6.Görünüşünüze dikkat edin: Askerlik yıllarımda komutanlarımız bize sürekli söylediği bir söz vardı: “İlk izlenim çok önemlidir.” Karşınızdaki kişiye ilk izlenimi görüntünüz ile verirsiniz. Görüntünüz insanların %80’i için inandırıcılığınızı artıran bir durumdur. Bir kuruma kravatlı, takım elbise ile giden birisine, tişört ve kot pantolonla giden birinden daha fazla önem verildiğini görmüşsünüzdür. Düzenli ve temiz giyinen bir kişinin diğer kişilere göre sözleri daha çok dikkate alınır. Ayrıca bir söz vardır: “Dış güzellik iç güzelliğin göstergesidir. ” diye. İlk izlenim için kılık kıyafetinize dikkat edin, saçlarınızın ve dişlerinizin bakımını mutlaka yapın.
7.Enerjik olun: Yorgunluk, isteksizlik konuşmaların inandırıcılığını azaltır. Karşıdaki onun yalan söylediğini zannedebilir. Bu nedenle iletişimde heyecanlı, aktif, enerjik olun. Yorgun, halsiz veya hasta iseniz bunu mutlaka karşınızdakilere söyleyin.
8.Jest ve mimikleriniz yapmacık olmasın: Bebekler anne, babalarının ona sözsel hem de bedensel olarak sevgi gösterdiğini anlar. Bebeğe sevgi göstermeye çalıştığınızı da bebek anlar. İnsanlar arası iletişimde aynı şekildedir. Eğer konuşmanız ve jest – mimiğiniz birbiriyle uyumlu değilse karşıdaki kişinin sizin konuşmanızı inandırıcı ve etkili bulması imkansızlık düzeyine çıkmaktadır. Arkadaşınızın tarihten zayıf aldığında ona moral verici kelimeler kullanırken gülümserseniz bu hiç inandırıcı olmaz.

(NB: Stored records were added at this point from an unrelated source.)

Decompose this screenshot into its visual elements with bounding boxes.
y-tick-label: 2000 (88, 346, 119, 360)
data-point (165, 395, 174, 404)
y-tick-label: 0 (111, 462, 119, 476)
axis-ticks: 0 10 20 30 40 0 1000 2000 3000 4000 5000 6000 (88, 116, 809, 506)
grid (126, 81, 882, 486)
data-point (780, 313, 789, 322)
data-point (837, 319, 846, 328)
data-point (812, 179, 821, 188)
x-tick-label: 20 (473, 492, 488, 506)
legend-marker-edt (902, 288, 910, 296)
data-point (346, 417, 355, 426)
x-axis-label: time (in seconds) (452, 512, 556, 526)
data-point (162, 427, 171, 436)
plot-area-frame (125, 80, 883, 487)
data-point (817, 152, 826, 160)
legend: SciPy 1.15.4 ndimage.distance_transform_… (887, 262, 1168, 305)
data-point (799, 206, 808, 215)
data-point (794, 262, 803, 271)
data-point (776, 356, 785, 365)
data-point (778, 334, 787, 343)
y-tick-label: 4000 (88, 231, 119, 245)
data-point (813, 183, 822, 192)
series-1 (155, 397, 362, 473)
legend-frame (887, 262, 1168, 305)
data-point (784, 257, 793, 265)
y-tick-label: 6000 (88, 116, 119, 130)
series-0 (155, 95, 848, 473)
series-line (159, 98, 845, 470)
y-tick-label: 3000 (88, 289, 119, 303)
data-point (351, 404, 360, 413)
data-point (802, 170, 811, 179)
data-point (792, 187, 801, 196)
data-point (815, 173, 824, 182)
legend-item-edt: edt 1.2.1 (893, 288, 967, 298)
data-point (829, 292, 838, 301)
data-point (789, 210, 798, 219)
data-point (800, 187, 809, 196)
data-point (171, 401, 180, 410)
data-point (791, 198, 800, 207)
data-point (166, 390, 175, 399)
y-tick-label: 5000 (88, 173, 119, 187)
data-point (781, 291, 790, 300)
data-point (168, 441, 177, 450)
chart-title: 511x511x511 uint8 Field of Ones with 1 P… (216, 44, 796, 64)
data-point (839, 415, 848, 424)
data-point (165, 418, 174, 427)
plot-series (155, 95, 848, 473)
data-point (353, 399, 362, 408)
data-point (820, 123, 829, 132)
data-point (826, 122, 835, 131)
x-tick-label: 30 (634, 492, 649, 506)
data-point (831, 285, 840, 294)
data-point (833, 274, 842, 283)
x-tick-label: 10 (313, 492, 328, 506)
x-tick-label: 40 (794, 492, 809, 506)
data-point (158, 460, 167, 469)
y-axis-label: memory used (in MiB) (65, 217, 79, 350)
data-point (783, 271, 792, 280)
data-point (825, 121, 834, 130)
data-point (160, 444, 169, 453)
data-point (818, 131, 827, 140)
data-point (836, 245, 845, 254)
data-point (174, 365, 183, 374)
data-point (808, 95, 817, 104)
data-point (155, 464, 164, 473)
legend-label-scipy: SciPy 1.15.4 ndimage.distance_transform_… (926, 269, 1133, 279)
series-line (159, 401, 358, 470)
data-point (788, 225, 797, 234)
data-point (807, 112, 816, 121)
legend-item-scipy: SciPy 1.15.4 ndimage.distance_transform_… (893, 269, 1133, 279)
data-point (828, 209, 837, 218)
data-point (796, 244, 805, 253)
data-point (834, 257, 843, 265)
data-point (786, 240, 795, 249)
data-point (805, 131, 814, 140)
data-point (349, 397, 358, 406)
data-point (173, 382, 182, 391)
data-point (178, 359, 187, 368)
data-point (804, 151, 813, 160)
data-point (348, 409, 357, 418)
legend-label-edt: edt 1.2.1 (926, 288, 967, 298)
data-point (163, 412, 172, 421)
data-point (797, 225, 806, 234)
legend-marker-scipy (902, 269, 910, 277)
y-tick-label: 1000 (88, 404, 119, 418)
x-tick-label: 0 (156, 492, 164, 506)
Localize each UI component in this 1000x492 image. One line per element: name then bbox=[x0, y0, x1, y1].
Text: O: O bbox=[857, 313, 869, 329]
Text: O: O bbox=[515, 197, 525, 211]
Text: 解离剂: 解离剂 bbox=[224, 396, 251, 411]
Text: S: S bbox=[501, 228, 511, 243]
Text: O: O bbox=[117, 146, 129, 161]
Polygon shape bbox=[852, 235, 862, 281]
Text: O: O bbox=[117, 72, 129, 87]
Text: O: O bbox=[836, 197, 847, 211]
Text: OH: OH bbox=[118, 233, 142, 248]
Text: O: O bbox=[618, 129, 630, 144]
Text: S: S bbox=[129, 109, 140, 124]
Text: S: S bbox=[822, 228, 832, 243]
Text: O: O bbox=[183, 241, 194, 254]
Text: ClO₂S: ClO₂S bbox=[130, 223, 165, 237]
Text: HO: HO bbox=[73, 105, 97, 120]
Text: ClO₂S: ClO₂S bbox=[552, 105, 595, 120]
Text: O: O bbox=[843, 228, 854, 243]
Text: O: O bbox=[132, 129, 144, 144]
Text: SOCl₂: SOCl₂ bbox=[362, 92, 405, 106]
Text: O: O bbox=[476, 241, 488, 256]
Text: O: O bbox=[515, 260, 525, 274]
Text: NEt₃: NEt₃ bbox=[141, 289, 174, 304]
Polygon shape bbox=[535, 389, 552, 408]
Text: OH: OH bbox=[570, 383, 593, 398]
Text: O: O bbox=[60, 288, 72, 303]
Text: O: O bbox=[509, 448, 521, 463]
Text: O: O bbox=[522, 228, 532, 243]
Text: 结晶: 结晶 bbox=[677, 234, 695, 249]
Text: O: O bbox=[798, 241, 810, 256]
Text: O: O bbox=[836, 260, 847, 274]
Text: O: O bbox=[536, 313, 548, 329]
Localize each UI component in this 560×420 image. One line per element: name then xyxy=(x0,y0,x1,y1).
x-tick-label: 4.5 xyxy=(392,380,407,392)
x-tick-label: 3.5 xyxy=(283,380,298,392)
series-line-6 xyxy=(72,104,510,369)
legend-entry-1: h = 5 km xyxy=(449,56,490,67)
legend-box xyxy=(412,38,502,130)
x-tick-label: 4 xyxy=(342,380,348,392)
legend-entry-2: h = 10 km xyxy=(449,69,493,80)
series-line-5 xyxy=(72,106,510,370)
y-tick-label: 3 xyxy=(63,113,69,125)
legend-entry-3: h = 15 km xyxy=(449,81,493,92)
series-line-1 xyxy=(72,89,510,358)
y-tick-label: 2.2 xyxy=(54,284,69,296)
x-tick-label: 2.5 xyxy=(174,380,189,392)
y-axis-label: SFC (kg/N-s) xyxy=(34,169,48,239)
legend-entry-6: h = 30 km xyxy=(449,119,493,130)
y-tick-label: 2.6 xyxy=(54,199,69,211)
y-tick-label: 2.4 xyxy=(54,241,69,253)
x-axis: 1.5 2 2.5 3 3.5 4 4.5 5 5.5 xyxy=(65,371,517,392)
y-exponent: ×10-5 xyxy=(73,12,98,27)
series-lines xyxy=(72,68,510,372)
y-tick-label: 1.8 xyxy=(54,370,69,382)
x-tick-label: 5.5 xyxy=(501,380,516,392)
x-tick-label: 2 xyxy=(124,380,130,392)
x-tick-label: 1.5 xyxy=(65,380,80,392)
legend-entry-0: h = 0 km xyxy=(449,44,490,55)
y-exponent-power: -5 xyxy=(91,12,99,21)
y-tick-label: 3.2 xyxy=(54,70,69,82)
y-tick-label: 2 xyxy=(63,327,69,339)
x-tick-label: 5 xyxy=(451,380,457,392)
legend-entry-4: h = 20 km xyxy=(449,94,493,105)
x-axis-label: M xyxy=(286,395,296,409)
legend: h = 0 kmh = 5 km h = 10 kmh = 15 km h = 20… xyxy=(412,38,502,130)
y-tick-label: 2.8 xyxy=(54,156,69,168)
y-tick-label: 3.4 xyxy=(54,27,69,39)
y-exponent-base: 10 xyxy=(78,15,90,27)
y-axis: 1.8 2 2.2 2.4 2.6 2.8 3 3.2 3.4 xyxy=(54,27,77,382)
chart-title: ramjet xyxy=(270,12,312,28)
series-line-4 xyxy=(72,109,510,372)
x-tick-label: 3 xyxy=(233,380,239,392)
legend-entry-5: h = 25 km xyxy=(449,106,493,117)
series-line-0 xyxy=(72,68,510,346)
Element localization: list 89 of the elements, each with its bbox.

9.İltifat ediniz: İnsanlar kendilerine iltifat edilmesini çok severler. İltifat edilen kişide sizi daha dikkatli dinleyecektir ve size duygusal yönden bağlanacaktır. Onun duygularını kabartacağınızdan önyargılarını kırmış olacaksınızdır.
10.Onlara üstünlük verin: Karşınızdaki kişilere veya iletişim içerisinde olduğunuz kişilere üstünlük atfedin. Örneğin sigara kullanan arkadaşınıza; “Şu sigarayı da bırakamadın. Seni esiri haline getirdi.. şunla bir baş edemedin.” Sözleriyle yaklaşırsan onun tarafından bu hakaret olarak algılanır. Ancak ona; “Sigara içmek senin sağlığını olumsuz yönde etkileyebilir. Senin gibi nefsine, bünyesine hakim olan bir kişi istediği takdirde bu sigarayı bırakabilir, bu yönde sana güvenim sonsuz” kelimeleriyle ona yaklaşırsanız hiç kuşkusuz karşılıklı iletişiminiz daha mükemmel olacaktır.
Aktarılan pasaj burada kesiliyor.